Design and editing workflows that involve multiple rounds of export and re-import benefit significantly from working in PNG. Every time a JPEG is opened, edited, and saved again, the lossy compression applies another round of degradation. After three or four edit cycles, the accumulated artifacts become visible — particularly around edges, text, and areas of high contrast. Switching to PNG for the working file eliminates this degradation cycle. Export as PNG, edit freely, and only convert to JPEG at the very end when the final, delivery-ready image is ready. This approach keeps quality high throughout the production process. Platform upload requirements sometimes specify PNG explicitly — logos for brand kits, app icons, transparent overlay graphics, and certain advertising formats are commonly required as PNG files. If you have these assets saved as JPEG, converting to PNG is the correct step before uploading, not because the conversion improves quality, but because the platform requires the PNG format and will not accept JPEG. Always check whether the platform requirement is for the format specifically (PNG only) or for a capability (transparent background), since the latter requires transparency editing after conversion, while the former just needs the format change. Screenshots are frequently distributed as PNG by default on most operating systems. If you need to work with a screenshot alongside JPEG assets in a design tool or document, converting to the same format simplifies the workflow. Alternatively, if you need to reduce the file size of a large screenshot that has no transparency, converting it to JPEG will reduce the file significantly. The choice depends on whether the screenshot contains transparent areas (use PNG) or is a solid-background capture that needs to be smaller (use JPEG).

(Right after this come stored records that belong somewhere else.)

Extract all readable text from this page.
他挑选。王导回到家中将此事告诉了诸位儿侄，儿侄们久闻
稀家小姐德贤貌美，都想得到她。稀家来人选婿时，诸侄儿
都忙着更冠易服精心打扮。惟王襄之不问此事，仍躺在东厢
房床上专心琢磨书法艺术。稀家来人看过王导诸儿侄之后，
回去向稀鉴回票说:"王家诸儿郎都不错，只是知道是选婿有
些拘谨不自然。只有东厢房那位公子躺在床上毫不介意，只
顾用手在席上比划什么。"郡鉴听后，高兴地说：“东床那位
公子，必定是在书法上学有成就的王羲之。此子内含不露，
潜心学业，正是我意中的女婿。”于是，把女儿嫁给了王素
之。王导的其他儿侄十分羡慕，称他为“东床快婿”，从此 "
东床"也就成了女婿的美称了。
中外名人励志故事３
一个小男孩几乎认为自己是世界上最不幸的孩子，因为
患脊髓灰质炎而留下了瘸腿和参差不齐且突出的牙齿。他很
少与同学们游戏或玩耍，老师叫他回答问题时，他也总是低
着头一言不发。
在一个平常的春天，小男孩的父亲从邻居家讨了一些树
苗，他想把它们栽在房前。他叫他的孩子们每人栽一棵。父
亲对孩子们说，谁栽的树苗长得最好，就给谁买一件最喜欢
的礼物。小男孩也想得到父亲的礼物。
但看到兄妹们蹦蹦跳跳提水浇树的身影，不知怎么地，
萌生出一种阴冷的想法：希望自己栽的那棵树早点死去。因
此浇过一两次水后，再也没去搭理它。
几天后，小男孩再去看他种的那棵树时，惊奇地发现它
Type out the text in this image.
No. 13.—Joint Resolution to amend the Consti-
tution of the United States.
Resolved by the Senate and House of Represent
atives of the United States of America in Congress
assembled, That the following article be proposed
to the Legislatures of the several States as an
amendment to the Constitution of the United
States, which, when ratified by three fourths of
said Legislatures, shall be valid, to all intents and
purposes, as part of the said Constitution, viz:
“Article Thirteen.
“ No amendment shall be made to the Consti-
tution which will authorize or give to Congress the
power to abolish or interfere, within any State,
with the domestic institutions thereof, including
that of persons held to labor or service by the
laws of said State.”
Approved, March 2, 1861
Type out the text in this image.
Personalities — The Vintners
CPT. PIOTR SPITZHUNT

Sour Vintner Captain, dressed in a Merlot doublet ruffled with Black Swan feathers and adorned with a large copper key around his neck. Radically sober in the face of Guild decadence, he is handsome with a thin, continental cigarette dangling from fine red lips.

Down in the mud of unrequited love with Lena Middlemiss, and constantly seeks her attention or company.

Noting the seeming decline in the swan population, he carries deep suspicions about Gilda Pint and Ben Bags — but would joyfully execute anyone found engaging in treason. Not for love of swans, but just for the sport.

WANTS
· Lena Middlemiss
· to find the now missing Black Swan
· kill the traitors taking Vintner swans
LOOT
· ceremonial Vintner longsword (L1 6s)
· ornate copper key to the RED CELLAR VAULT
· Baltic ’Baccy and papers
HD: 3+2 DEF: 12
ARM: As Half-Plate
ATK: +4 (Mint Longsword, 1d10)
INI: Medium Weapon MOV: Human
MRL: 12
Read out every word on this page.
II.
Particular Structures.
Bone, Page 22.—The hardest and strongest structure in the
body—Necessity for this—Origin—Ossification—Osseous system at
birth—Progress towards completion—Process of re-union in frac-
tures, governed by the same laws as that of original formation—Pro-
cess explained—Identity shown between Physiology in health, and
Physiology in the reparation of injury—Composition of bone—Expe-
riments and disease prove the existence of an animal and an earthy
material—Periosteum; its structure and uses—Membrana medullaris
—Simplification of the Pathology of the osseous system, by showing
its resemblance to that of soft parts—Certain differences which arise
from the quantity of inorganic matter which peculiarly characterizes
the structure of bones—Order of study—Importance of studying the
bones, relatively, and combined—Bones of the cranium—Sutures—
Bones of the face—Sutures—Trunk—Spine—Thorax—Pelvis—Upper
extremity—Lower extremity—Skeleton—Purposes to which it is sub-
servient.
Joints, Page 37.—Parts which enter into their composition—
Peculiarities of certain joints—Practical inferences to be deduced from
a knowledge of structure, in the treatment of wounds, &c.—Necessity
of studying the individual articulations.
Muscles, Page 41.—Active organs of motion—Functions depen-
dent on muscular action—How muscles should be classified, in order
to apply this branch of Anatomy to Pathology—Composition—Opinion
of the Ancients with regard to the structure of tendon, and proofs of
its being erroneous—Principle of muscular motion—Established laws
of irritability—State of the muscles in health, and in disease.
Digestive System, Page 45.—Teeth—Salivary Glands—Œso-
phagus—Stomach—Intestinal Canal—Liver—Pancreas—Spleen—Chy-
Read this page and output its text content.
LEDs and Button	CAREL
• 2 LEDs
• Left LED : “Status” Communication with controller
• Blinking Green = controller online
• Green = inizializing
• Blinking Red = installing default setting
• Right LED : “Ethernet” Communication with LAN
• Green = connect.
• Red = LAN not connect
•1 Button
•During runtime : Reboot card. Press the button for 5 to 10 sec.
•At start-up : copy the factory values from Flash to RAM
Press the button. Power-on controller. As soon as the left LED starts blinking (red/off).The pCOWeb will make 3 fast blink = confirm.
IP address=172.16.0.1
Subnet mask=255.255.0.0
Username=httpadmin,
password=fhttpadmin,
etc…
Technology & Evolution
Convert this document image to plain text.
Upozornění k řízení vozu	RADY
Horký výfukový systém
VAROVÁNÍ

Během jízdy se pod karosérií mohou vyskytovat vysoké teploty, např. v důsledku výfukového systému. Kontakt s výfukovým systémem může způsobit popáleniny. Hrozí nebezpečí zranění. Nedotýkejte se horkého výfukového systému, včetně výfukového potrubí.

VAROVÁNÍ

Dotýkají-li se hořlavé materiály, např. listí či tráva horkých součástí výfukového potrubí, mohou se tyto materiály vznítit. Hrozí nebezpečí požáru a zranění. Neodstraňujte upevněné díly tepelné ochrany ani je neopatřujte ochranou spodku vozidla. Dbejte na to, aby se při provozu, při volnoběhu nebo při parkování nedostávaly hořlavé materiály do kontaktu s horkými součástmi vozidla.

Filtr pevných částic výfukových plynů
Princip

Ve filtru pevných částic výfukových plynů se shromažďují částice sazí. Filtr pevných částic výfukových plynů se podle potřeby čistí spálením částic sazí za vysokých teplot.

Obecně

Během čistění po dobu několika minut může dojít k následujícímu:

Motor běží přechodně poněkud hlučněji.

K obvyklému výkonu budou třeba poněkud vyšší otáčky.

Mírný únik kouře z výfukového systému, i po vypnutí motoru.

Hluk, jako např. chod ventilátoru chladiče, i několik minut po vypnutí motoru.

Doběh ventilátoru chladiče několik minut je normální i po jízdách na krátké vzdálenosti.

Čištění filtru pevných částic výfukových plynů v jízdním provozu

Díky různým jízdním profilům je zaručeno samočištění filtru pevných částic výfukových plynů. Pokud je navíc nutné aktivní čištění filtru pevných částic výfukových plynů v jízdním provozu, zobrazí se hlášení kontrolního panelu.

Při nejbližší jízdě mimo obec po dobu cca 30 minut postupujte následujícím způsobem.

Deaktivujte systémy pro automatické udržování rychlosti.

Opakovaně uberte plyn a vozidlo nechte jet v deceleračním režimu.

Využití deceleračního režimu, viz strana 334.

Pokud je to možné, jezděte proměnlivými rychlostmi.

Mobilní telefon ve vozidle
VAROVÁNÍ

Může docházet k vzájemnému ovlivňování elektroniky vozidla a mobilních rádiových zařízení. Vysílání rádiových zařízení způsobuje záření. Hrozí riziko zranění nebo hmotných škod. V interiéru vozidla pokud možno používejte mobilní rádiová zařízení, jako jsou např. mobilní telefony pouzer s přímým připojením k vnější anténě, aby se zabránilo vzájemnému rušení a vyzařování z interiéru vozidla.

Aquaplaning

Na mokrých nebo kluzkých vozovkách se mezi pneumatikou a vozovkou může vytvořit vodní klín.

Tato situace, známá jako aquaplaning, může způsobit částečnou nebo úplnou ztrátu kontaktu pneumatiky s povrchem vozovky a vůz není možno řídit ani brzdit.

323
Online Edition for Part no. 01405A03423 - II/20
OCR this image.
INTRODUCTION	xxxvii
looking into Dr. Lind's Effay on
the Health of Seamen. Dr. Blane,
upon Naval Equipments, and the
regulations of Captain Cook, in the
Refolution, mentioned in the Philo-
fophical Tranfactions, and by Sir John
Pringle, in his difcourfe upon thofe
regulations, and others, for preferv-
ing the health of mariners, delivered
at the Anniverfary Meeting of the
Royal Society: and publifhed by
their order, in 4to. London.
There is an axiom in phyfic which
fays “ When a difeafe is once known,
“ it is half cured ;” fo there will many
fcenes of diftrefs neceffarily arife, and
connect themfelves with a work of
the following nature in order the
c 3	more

Color accuracy is generally preserved in JPG-to-PNG conversion because the conversion reads the existing pixels and saves them in a new container format without re-encoding. The colors you see in the JPEG are the colors that will appear in the PNG — the conversion does not alter hue, saturation, or brightness. However, if the JPEG had existing compression artifacts (blurry edges, blockiness in dark areas), those artifacts are preserved in the PNG because converting to PNG does not fix JPEG artifacts. The PNG is a perfect copy of what the JPEG looked like, including its imperfections. For logo work specifically, the standard workflow is to always work from a vector source (SVG, AI, EPS) rather than from a rasterized JPEG. A vector logo can be exported to PNG at any size with perfect quality. A JPEG logo is already rasterized at a fixed size — converting it to PNG does not add the resolution needed for large-format use, and the edges may show JPEG compression artifacts that are more noticeable in a PNG than in the original JPEG because PNG's lossless format does not blur them further. If you only have a JPEG version of a logo, converting to PNG is a reasonable short-term fix but not a substitute for obtaining the original vector files. The output of this conversion — a PNG version of your JPEG — is suitable for any platform and application that accepts PNG. Use it for email signatures, presentation decks, document headers, app icons, social media uploads, and any context where PNG is the preferred or required format. Remember that the PNG is the same physical size (pixel dimensions) as the source JPEG unless you resize it. If you need a specific size along with the PNG format, resize first and then convert, or set the target dimensions in a tool that allows both operations in one step.

FAQ

Why convert JPG to PNG?

PNG is lossless, which makes it better for design work, logos, screenshots, and images that require transparency.

Will my PNG be larger than the original JPG?

Usually yes. PNG stores more data for higher fidelity. If file size is important, keep the JPG.

Will the conversion add transparency?

No. The PNG will have the same visible content as the JPG, just saved in lossless format.